At its most ancient form, an altar is a raised structure where the best of your animals can be tied to and slain as an offering to God. You then ask God for the animal to be a sufficient payment for your sins.
In its most pure form, it is Jesus of Nazareth having the power and ability to live any way that made Him the most happy, yet choosing instead to sacrifice Himself and be slain on a cross-shaped altar. Praying that HE is a sufficient payment for our sins.
In the most relatable form, the altar is where two people stand before God and commit to a life of sacrifice together. Where only death could bring them apart.
The key of the altar is the sacrifice.
Using the most pure form of the altar, we can see that a true sacrifice is a decision to choose others above yourself. Jesus’s sacrifice of His own body was because His love for humanity was greater than His love for Himself.

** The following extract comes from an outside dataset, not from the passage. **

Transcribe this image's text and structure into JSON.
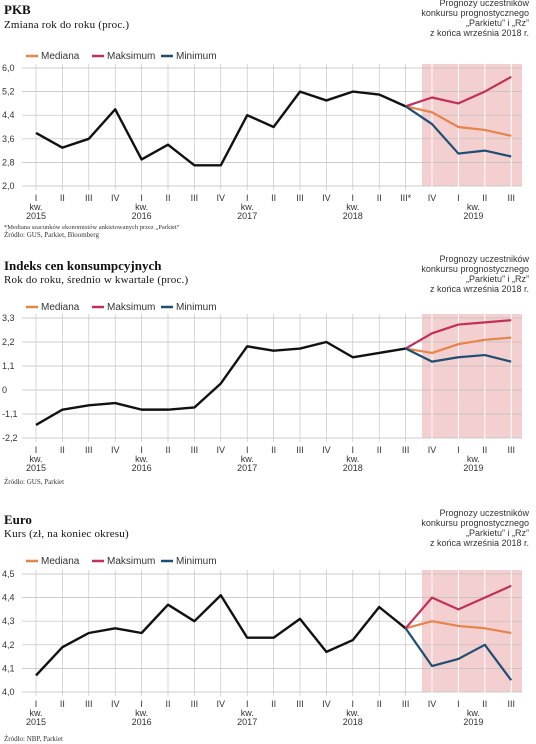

When we go to the altar in marriage we are committing to a life of sacrifice where we choose to love our spouse instead of love ourselves.
Eventually, being in love wears down to a memory. The sparks aren’t there. The quirks that used to be cute and funny are now the ultimate irritant that turns your mood from good to bad.
These are the moments where the covenant that took place at the altar on your wedding day is tested. You said you would love them until death, not until you fell out of love.
True Love isn’t what we see in fairy tales. Love is choosing them over you in the worst moments. It’s when their attitude towards you is undeserving and malicious and you love them anyway. With a pure heart you turn the other cheek instead of retaliating.
It’s not getting frustrated when they don’t meet your expectations. It’s forgiving what seems unforgivable. It’s the relentless pursuit of out serving the other. There are countless reasons to choose yourself.
The problem…. they all revolve around you and your desires, which is the opposite of sacrifice..
If you want to be in love and then fall out of love, chase the feelings, go after what makes you happy, but if you want to experience a deep, dense, rich love, choose to sacrifice your desires and put your spouse before yourself.
Jesus chose you by sacrificing Himself. He calls you to represent Him to the world. We can’t present him again to the world if we don’t reflect Him in our marriage.
19th century writer, Robert “The Great Agnostic” Ingersoll says,
“I would rather live and love where death is King than have eternal life where love is not.”
What I would have urged for Mr. Ingersoll and what I hope for all of us, is that we live with a love that imitates the King of Death. Through this, we will have a rich and abundant life now and in eternity.
1 John 4:19
19 We love because he first loved us.